You may be tearing out your hair because your child has refused to listen – even after the tenth time you’ve requested she put on her socks. Take heart, because research shows that “strong-willed” children are natural leaders and independent. The flipside is that they tend to throw tantrums (yes, even more than usual), and they often clamour for your attention – even if it’s negative attention. These simple steps might get them to be a little more reasonable.
Connect, don’t confront
One of the reasons parents of strong-willed children feel frustrated so often is because their children seem to ignore what they’re saying. Bear in mind that your stubborn child feels just the same way: the behaviour you perceive as “acting out” is a reaction to feeling that she hasn’t been heard. You’ll fare better if, instead of bearing down on her and trying to enforce your will, you try to get her to open up about what she’s feeling, why, and what you can do about it. Above all, this means giving her space to have a voice and making sure she knows that you’ve heard it.
Empower through options
How do you feel when your colleagues or boss blatantly pull rank? Furious, right? She may be just five years old, or even younger, but your little one feels exactly the same. And, yes, we know that as a parent it’s your job to tell her what to do, but for someone with a strong will, that’s difficult to accept. You can help her with this by giving her choices wherever you can. If you’re trying to get her to dress for school, but she wants to watch TV, you can remind her that this is not an option – but she’s welcome to choose whether she wants to wear a dress or jeans.
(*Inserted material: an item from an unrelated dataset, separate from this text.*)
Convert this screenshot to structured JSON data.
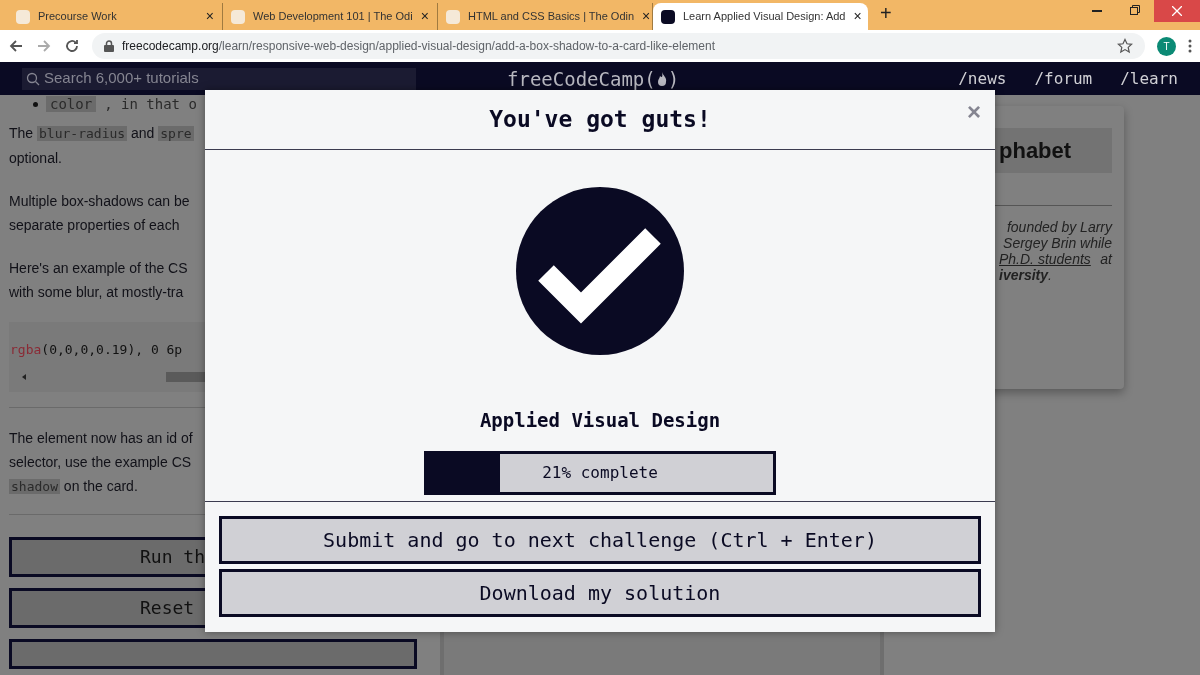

Don’t become a child yourself
Most of us have reached that embarrassing moment when you lose your cool (and your authority) along with your temper. No one is denying that it’s irritating, frustrating and maddening to be thwarted by a child, but if you remain calm, your request is far more likely to be heard. This is important, because children model their behaviour on that of their parents so, if you are prone to tempers, you’ll likely see this reflected back at you.
For a stubborn child, it’s all about getting her own way, so make her feel as though she is. Work with her, rather than against her. Instead of giving her instructions that she will instinctively rebel against, coax her over to your side by suggesting you do things together. Add an element of excitement to the daily chores she balks at (turn tidying up into a competition, for example), and she’ll be more likely to cooperate.